A national study has found that earnings over the course of the careers of primary-care physicians averaged as much as $2.8 million less than the earnings of their specialist colleagues, potentially making primary care a less attractive choice for medical school graduates and exacerbating the already significant shortage of medical generalists.
The results, published online in the journal Medical Care, lead the study's authors to recommend reducing disparities in physician pay to ensure adequate access to primary care, which has been shown to improve health and reduce health-care costs.

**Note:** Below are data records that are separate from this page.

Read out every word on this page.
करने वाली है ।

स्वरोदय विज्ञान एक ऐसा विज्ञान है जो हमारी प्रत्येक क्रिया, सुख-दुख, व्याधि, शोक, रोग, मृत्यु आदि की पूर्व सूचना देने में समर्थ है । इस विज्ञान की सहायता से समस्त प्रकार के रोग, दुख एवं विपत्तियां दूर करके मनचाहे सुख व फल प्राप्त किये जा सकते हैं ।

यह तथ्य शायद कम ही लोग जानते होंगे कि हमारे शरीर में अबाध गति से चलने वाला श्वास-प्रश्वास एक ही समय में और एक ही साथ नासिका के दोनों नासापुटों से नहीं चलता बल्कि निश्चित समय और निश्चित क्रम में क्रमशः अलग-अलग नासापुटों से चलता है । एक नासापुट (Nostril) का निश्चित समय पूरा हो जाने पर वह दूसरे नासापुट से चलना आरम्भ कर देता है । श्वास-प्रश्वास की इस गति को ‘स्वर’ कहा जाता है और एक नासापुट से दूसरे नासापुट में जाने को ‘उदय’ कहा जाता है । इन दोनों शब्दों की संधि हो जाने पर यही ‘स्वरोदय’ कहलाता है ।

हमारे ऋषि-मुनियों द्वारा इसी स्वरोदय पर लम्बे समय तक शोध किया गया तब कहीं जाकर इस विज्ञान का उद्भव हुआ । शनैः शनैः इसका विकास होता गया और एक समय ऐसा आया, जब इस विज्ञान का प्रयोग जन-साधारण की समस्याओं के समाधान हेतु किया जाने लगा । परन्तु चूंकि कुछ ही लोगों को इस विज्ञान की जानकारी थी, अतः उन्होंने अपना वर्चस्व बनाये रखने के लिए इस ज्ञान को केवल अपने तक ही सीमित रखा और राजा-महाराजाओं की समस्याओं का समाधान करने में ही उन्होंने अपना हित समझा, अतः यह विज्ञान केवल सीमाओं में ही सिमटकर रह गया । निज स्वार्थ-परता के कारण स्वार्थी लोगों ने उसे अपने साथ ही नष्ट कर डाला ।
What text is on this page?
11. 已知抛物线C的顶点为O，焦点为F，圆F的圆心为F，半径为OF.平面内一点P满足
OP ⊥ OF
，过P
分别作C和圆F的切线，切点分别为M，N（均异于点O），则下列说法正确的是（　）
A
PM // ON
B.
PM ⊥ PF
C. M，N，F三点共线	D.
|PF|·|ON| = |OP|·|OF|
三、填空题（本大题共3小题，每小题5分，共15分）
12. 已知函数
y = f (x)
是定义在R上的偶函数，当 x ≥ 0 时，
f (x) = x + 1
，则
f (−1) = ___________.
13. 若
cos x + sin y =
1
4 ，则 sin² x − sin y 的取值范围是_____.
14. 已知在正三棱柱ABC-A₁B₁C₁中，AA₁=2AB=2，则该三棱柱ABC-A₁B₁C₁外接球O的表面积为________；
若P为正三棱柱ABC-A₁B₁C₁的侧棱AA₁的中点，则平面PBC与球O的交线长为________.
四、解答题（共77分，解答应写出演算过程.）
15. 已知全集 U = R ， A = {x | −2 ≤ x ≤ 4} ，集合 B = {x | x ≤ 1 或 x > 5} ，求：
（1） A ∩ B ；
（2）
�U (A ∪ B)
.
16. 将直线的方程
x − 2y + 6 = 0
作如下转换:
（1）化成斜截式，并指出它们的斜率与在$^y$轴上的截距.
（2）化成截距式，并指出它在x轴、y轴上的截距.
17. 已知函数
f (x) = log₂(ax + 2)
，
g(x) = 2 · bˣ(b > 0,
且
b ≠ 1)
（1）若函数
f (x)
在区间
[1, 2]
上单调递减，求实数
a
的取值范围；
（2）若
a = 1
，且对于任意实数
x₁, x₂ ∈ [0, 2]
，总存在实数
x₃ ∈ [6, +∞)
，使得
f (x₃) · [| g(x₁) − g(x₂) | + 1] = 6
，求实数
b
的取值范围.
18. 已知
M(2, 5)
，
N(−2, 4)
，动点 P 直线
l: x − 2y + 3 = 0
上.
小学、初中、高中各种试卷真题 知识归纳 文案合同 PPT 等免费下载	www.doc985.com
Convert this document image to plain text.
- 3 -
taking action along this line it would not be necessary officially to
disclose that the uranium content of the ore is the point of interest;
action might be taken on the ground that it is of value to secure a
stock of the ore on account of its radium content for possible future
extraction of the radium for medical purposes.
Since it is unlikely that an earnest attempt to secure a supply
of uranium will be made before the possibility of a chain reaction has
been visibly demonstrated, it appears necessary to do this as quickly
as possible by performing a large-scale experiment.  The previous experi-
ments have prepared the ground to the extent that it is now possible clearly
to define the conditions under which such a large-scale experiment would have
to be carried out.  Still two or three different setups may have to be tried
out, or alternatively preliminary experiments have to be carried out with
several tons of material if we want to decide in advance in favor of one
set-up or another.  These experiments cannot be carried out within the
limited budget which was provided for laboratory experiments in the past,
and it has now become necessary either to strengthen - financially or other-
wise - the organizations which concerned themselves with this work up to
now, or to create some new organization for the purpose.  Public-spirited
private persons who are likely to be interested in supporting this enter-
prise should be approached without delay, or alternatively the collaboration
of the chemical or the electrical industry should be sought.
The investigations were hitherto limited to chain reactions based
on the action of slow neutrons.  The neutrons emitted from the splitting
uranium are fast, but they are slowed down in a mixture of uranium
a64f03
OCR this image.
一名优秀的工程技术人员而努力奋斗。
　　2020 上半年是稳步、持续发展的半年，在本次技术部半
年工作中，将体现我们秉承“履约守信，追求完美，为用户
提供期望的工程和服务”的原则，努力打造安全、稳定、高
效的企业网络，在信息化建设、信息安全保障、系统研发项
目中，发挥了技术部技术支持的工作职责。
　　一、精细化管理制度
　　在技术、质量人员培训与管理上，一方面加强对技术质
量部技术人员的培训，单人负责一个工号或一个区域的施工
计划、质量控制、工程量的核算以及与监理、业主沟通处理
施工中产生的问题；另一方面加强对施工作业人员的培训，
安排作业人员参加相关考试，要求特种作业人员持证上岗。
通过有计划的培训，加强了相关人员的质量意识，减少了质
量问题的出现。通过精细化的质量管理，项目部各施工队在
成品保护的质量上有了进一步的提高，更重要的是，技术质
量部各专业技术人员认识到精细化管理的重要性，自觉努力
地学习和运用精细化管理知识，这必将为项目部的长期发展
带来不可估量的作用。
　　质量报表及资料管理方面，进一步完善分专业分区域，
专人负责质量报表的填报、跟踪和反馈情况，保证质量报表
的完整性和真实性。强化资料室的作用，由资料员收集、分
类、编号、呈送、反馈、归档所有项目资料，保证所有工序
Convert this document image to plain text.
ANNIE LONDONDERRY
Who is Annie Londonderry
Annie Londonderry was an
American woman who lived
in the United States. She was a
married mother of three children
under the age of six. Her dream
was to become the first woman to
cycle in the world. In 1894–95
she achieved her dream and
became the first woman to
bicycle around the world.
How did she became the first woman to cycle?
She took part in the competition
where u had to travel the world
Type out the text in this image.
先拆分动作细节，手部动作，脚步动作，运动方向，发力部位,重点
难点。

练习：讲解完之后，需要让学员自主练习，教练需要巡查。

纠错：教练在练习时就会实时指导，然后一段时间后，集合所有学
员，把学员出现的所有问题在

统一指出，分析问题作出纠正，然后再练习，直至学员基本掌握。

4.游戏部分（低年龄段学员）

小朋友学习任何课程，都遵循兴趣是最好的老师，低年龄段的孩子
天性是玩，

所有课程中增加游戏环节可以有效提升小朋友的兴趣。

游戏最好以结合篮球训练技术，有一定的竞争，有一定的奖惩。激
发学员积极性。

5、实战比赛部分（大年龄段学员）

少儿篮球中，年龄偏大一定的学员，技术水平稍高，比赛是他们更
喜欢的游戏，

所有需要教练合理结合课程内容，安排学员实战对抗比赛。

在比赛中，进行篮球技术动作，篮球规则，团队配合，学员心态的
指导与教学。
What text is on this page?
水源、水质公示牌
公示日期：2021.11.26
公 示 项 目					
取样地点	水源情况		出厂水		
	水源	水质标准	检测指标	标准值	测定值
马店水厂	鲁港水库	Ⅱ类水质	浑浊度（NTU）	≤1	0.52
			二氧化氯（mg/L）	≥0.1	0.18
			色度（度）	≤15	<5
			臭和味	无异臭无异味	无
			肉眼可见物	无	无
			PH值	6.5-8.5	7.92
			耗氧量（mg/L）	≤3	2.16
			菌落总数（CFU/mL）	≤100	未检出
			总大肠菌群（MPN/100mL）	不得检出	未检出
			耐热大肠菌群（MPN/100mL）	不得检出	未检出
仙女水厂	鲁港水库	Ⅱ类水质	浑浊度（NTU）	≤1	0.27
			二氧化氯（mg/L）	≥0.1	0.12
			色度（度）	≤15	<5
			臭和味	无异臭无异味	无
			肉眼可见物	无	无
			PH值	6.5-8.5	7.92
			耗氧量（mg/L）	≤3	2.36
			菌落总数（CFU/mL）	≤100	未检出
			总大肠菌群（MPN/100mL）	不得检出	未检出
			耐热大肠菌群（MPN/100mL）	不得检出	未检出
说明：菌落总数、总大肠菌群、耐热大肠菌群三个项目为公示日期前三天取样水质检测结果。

"The need for primary-care providers is greater than ever before and expected to grow as millions more Americans become insured under the Affordable Care Act," said J. Paul Leigh, lead author of the study, professor of public health sciences and researcher with the UC Davis Center for Healthcare Policy and Research. "Without a better payment structure, there will be extraordinary demands on an already scarce resource."
According to projections by the Association of American Medical Colleges, the nation is likely to face a shortage of more than 65,000 primary-care physicians by 2025.
For the nationwide study, a follow-up to 2010 research by Leigh and his colleagues on differences in annual wages by specialty, the investigators compared lifetime earnings to demonstrate how annual wage differences accumulate over physicians' careers. The earnings data came from the 2004-2005 Community Tracking Study, a periodic evaluation of physician demographic, geographic and market trends.
To ensure valid comparisons, the data were adjusted to account for factors that affect earnings, including age, sex, race, board certification, graduation from a foreign medical school, rural residence, employment by an academic medical school and residency program length.
Incomes were then evaluated for more than 6,000 doctors practicing in 41 specialties. When merged into four broad career categories, lifetime earnings in surgery, internal medicine and pediatric subspecialties, and all other medical specialties averaged from $761,402 to $1,587,722 higher than in primary care:
- Surgery: $4,588,249
- Internal medicine subspecialties and pediatric subspecialties: $4,100,183
- All other medical specialties: $3,761,930
- Primary care (geriatrics, family practice, general practice, general internal medicine and general pediatrics): $3,000,527
The earnings differences were more dramatic when compared as 41 separate specialties. Medical oncologists, for instance, earn up to $7,127,543 during a 35-year career, while family medicine practitioners earn as low as $2,838,637.
Leigh surmised that one reason for the earnings differences is the tendency for Medicare administrators to utilize recommendations from an American Medical Association committee on physician pay that price specialist procedures far higher than primary-care office visits. Private insurance companies, in turn, tend to adopt Medicare pay rates.
The authors noted that efforts are under way to resolve physician pay differences. For example, the Affordable Care Act requires states to pay primary-care physicians no less than 100 percent of Medicare payment rates for primary-care services provided to Medicaid patients. The study's senior author, Richard Kravitz, a UC Davis professor of internal medicine, also serves on an independent commission to assess physician pay.
Kravitz and Leigh suggest that legislators, health-insurance administrators, medical-group directors, health-care plan managers and executives, and health policymakers take action to redesign the payment structure for medical care.
"These huge lifetime pay disparities have to be discouraging for medical students considering primary care as a career," said Kravitz. "If we truly value primary care, we need payment schemes that don't send the opposite message."